TVTOGEL — Ketergantungan Indonesia pada impor biji kakao semakin meningkat. Data Badan Pusat Statistik (BPS) menunjukkan bahwa pada tahun 2024, Indonesia mengimpor 157.000 ton biji kakao, dengan volume yang terus meningkat dalam lima tahun terakhir. Kondisi ini menjadi perhatian bagi Kementerian Koordinator Bidang Pangan (Kemenko Pangan), yang menyoroti penurunan produktivitas kakao lokal yang menyebabkan kekurangan bahan baku untuk industri pengolahan kakao dalam negeri.

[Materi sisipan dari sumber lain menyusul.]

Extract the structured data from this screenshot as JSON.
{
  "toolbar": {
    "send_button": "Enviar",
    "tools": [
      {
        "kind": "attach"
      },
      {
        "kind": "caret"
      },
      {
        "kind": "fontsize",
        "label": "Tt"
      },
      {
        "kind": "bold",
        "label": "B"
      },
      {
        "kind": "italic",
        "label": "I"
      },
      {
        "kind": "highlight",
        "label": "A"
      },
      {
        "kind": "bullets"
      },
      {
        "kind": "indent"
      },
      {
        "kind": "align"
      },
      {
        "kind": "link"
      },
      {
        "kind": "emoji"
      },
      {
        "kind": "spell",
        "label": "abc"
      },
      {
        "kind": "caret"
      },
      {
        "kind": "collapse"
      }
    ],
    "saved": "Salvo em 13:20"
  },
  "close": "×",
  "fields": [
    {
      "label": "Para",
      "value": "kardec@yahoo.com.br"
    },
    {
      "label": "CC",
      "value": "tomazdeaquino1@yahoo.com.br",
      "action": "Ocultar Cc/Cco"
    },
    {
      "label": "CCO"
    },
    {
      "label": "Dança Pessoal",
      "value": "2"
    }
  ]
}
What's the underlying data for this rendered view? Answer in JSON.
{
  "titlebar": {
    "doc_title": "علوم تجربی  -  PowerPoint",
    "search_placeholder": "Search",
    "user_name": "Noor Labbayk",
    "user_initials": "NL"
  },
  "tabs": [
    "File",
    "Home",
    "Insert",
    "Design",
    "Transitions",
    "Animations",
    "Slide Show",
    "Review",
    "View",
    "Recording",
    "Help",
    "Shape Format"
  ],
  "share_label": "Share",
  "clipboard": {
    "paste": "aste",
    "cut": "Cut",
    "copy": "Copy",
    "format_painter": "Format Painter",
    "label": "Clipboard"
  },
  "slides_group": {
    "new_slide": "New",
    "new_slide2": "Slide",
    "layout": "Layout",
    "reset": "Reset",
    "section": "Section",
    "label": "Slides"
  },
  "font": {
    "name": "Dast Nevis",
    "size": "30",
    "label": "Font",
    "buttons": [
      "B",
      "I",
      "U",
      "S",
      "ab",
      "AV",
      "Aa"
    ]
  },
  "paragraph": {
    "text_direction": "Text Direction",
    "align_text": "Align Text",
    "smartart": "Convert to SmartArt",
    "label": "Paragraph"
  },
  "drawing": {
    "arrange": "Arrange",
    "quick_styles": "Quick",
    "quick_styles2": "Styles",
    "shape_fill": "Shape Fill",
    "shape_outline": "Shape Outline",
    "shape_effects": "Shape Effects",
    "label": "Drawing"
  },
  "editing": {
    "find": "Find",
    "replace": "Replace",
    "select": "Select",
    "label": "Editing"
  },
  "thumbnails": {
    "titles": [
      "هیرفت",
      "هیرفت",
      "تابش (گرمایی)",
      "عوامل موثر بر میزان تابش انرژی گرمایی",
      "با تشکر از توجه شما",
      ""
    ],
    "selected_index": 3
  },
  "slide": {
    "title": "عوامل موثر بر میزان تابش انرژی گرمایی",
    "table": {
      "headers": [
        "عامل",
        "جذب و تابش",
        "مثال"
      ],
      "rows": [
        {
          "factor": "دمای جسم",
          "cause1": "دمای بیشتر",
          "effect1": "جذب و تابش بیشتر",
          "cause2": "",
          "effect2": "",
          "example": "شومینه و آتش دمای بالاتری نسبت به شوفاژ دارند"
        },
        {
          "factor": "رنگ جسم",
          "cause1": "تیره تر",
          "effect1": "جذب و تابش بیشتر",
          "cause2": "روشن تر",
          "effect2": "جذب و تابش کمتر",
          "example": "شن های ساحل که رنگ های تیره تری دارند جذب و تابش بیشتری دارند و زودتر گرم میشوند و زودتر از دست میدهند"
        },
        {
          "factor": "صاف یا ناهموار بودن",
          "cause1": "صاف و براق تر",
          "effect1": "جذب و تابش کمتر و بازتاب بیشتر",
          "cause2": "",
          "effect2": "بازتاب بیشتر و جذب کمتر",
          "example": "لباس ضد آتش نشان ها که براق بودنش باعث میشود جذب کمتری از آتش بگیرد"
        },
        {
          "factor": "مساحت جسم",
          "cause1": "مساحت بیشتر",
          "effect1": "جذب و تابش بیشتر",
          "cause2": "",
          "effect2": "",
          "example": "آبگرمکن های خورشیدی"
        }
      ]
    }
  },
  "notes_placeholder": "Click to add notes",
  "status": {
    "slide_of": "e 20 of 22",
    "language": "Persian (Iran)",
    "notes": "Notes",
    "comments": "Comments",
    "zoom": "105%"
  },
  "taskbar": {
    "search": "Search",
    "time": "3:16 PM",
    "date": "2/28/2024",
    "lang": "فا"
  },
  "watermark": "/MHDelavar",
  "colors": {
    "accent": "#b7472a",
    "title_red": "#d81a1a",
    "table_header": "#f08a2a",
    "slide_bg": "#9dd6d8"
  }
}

Menurut Widiastuti, Deputi Bidang Koordinasi Usaha Pangan dan Pertanian Kemenko Pangan, penurunan produksi kakao di Indonesia mengharuskan negara ini untuk bergantung pada impor biji kakao untuk memenuhi kebutuhan industri pengolahan domestik.
Sementara itu, Yakub Ginting, Ketua Tim Kerja Perkebunan dan Tanaman Semusim Lainnya dari Kementerian Pertanian (Kementan), menjelaskan bahwa mayoritas biji kakao yang diimpor adalah jenis kakao fermentasi yang sangat dibutuhkan oleh industri pengolahan di Indonesia. Ia menambahkan bahwa meskipun ada regulasi mengenai mutu biji kakao terfermentasi yang berlaku sejak 2014, penerapan aturan tersebut di lapangan masih kurang efektif. Salah satu faktor utama adalah rendahnya harga jual biji kakao fermentasi yang ditawarkan kepada petani, sehingga banyak petani enggan untuk melakukan fermentasi yang memerlukan waktu hingga 5-6 hari.
Ginting juga menjelaskan bahwa sebagian besar petani kakao merasa keberatan untuk melanjutkan proses fermentasi karena tidak sesuai dengan harga yang diterima. “Kami diminta untuk melakukan fermentasi, namun harga yang diberikan tidak sesuai dengan upaya yang dikeluarkan,” ungkap Ginting.
Masalah ini semakin diperparah dengan kurangnya dukungan yang maksimal dari berbagai pihak, baik itu pemerintah, industri, maupun pihak terkait lainnya. Menurut Ginting, meskipun potensi kakao fermentasi di dalam negeri sangat besar, tanpa adanya kolaborasi yang lebih kuat, kakao fermentasi sulit berkembang.
Untuk mengatasi permasalahan ini, Kementerian Pertanian telah merencanakan program peremajaan (replanting) tanaman kakao. Langkah ini merupakan upaya strategis untuk meningkatkan kualitas dan kuantitas produksi kakao dalam negeri. Dalam program tersebut, Kementerian Pertanian mengalokasikan dana yang bersumber dari Anggaran Pendapatan dan Belanja Negara (APBN) untuk merevitalisasi tanaman kakao yang rusak. Sebagai bagian dari program ini, pemerintah menargetkan peremajaan kakao seluas 248.500 hektare pada tahun 2027.
Selain itu, Kementerian Pertanian juga akan mempercepat proses hilirisasi kakao, yang merupakan upaya untuk memberikan nilai tambah pada produk kakao Indonesia. Dengan hilirisasi yang baik, kakao yang dihasilkan tidak hanya memenuhi kebutuhan pasar domestik, tetapi juga berpotensi untuk diekspor ke pasar internasional.
Ginting menekankan pentingnya kolaborasi antara pemerintah, industri, dan daerah untuk meningkatkan mutu kakao lokal. “Tanpa kolaborasi yang solid antara semua pihak, sulit bagi kakao fermentasi untuk berkembang dan bersaing di pasar,” tambahnya.
Untuk memastikan kelancaran program peremajaan dan hilirisasi, Kementan juga mempersiapkan pendanaan tambahan dari Badan Pengelola Dana Perkebunan (BPDP). Langkah-langkah strategis ini diharapkan dapat mengurangi ketergantungan Indonesia terhadap impor biji kakao dan memperbaiki kondisi sektor perkebunan kakao nasional.
Dengan adanya dukungan yang lebih besar dari pemerintah, diharapkan sektor perkebunan kakao dalam negeri akan semakin kuat dan mampu bersaing dengan kakao impor yang lebih murah. Melalui peremajaan tanaman kakao dan program hilirisasi, Indonesia dapat meningkatkan kualitas kakao lokal, yang pada gilirannya akan berdampak positif terhadap perekonomian petani dan industri pengolahan kakao di tanah air.